Hong Kong-based OTCs say the region has become a safe harbor not only for crypto multimillionaires but for ordinary people, too.
As the ongoing international conflict between Russia and Ukraine keeps unfolding, many citizens of both countries turned to Hong Kong, seeking safety for their money in crypto.
Chainalysis, a New York-based blockchain forensic firm, citing Hong Kong-based over-the-counter (OTC) firms, revealed that “many Russians and Ukrainians are coming to Hong Kong to get their money to safety using crypto.” In a commentary to Chainalysis, Merton Lam, founder of one of the largest crypto OTCs in Hong Kong called CryptoHK, said that for high net worth individuals crypto has become a “part of their investment portfolio.”

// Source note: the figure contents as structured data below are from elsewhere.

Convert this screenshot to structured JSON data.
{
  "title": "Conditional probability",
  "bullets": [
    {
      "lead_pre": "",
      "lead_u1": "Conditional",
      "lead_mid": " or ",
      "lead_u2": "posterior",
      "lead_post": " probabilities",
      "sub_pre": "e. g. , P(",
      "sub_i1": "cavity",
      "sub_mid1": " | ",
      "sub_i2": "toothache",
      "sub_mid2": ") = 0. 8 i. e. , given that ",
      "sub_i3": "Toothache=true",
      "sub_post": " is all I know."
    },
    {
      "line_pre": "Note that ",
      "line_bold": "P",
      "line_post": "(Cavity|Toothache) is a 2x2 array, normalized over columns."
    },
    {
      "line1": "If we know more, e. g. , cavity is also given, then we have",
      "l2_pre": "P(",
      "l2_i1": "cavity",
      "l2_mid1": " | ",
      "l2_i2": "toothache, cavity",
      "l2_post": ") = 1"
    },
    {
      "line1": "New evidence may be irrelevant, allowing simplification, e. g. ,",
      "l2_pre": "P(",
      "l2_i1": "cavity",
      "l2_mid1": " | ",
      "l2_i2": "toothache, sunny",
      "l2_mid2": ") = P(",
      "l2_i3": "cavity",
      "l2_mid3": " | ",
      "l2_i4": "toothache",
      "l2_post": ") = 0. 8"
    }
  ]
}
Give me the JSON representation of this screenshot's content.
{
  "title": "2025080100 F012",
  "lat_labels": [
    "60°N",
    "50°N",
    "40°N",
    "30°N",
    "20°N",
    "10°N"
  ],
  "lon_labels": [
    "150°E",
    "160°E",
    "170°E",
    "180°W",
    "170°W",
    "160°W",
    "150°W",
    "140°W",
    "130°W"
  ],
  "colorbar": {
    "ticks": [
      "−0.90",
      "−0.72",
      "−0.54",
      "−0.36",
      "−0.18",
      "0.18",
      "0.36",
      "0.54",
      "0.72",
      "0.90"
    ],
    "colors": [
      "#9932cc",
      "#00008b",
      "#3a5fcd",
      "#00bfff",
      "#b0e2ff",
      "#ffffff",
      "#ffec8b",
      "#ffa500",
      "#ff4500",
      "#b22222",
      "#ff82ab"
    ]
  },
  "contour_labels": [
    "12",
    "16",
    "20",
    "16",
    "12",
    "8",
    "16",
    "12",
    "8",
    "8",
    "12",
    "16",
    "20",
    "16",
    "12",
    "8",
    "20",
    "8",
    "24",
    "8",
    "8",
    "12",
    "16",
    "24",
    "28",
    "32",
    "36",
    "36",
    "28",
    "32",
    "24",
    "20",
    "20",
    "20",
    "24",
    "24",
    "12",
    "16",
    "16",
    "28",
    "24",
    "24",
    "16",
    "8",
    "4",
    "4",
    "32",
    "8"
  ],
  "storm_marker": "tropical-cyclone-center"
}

“They mostly want Bitcoin and Ether, though some have shown interest in smaller altcoins recently, which is interesting.”
Merton did not go into details but noted that “ordinary people” also turn to Hong Kong to store their money in crypto. According to the CryptoHK founder, many people are interested in using crypto to “move portions of their wealth out of their local currency and banking systems, especially in countries with unstable economies or strict capital controls.”
In early September 2023, Russia’s central bank extended restrictions on foreign cash withdrawals for another six months until March 9, 2024. This means that those who opened banking accounts or deposits in U.S. dollars (or euros) before March 9, 2022, are allowed to cash out not more than $10,000. The watchdog claims the move was made “due to the sanctions enacted against Russia that prohibit Russian financial institutions from purchasing Western countries’ cash.”
Ukraine’s central bank in August 2023, in its turn, eased some restrictions on retail foreign currency purchases, however, key limitations are still in place. Starting from Aug. 29, Ukrainians can sell non-cash foreign currency to retail customers without confirming the reasons or requirements for the transaction. Yet, the monthly limit is set at UAH 50,000 (~$1,367) equivalent in one bank. Ukrainians can also purchase up to UAH 200,000 (~$5,470) in non-cash foreign currency, but only with subsequent placement on deposit for at least three months.